My certificate expired before my interview was scheduled. Do I reorder the whole thing?
Yes. You order a new certificate so it is dated within six months of the interview. There is no renewal or extension; the Criminal Records Office issues a fresh document each time, with the same fee and turnaround.
What if I have no criminal record at all?
The Criminal Records Office still issues you a police certificate; a clean record produces a 'no record' certificate, which is exactly what the embassy expects. You do not need anything extra.
What if the certificate shows a conviction?
If a record exists, your case has legal questions that go beyond obtaining the document, and how a record affects a visa depends on facts only a professional should assess. Talk to a licensed immigration attorney before your interview. This page only covers how to get the certificate, not how a record is weighed.
Does the certificate need an apostille or embassy legalization?

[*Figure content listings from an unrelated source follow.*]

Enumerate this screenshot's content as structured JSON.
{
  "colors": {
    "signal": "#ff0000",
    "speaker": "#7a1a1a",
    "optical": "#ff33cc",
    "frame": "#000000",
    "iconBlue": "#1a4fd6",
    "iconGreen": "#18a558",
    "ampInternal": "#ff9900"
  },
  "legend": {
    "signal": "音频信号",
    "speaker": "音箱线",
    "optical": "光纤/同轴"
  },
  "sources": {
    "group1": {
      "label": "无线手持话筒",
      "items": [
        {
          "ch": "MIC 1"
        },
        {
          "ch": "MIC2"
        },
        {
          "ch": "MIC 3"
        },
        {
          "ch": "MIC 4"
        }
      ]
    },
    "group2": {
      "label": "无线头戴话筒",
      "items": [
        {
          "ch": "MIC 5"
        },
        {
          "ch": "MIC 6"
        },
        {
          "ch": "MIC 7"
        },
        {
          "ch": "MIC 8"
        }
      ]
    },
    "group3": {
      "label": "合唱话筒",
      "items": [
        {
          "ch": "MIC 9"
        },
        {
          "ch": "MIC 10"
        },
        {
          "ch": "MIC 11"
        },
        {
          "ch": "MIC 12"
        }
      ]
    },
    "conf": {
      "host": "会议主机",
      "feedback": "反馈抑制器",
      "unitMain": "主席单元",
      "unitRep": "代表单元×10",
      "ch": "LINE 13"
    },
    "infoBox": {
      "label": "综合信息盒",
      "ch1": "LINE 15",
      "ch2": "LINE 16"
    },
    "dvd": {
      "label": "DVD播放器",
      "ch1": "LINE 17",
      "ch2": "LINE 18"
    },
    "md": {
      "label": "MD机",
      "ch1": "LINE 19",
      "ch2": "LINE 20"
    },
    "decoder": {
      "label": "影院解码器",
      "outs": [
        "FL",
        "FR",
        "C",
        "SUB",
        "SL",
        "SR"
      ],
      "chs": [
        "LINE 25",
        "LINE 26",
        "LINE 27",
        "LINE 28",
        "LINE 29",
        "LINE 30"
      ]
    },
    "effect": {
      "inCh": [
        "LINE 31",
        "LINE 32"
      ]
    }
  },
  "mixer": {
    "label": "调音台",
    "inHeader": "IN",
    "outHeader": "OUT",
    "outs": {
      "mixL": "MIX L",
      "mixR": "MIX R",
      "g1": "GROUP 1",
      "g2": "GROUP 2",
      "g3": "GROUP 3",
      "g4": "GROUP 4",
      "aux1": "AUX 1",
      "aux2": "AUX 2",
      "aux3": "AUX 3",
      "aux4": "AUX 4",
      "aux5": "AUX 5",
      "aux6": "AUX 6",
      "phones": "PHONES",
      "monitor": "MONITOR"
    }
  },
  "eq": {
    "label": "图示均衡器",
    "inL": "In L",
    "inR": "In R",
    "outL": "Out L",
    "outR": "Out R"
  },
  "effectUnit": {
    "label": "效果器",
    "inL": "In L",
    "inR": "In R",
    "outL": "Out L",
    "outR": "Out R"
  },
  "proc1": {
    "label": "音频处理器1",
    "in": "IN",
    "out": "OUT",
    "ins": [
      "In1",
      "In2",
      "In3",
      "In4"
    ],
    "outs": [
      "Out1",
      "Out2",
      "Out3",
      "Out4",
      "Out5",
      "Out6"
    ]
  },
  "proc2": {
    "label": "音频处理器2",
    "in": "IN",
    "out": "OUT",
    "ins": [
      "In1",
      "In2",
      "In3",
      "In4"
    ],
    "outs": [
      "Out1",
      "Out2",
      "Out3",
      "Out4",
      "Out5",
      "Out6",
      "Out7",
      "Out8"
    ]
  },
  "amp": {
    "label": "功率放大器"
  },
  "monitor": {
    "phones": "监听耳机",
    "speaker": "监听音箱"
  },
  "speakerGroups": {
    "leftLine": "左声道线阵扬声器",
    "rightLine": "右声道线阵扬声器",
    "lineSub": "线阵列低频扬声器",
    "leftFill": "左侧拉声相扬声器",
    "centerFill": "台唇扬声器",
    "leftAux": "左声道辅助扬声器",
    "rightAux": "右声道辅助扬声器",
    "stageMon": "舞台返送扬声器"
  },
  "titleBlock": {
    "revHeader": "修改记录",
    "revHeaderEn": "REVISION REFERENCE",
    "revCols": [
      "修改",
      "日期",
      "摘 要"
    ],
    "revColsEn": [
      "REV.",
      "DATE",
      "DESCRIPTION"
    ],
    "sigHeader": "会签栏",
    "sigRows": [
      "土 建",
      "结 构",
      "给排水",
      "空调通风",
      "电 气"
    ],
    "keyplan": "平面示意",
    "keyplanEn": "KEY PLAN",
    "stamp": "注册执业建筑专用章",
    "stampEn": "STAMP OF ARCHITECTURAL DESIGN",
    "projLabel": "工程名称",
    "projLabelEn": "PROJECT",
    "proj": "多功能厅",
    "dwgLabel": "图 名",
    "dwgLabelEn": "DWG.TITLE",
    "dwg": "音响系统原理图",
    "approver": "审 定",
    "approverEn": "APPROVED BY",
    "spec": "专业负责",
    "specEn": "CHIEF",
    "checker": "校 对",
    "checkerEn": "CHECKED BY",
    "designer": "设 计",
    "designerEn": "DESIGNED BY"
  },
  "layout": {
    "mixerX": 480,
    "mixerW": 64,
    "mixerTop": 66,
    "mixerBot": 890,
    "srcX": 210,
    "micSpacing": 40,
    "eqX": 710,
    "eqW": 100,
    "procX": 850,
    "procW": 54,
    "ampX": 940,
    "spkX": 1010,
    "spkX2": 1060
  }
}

No. The U.S. Embassy Kingston accepts the original JCF police certificate as issued. There is no apostille or further legalization step for the immigrant visa.
Key takeaways
- ✓
The Jamaica Police Certificate is issued by the JCF Criminal Records Office at 56 Duke Street, Kingston; the older 34 Duke Street address still appears on the State Department page, but the office moved in 2021.
- ✓
Every immigrant visa applicant older than 16 needs one, dated less than six months before the U.S. Embassy Kingston interview.
- ✓
The process is fully digital through PCAMS: pay at a Tax Administration Jamaica office first, then book the appointment online.
- ✓
Fees are J$3,000 (Regular, 21 working days) or J$6,000 (Express, 5 working days); next-day service is currently suspended.
- ✓
You can apply from the United States with notarized fingerprints, a certified passport bio-page copy, photos, and an international wire transfer; no travel to Jamaica needed.
- ✓
No apostille is required. If your record is not clean, involve a licensed immigration attorney before the interview.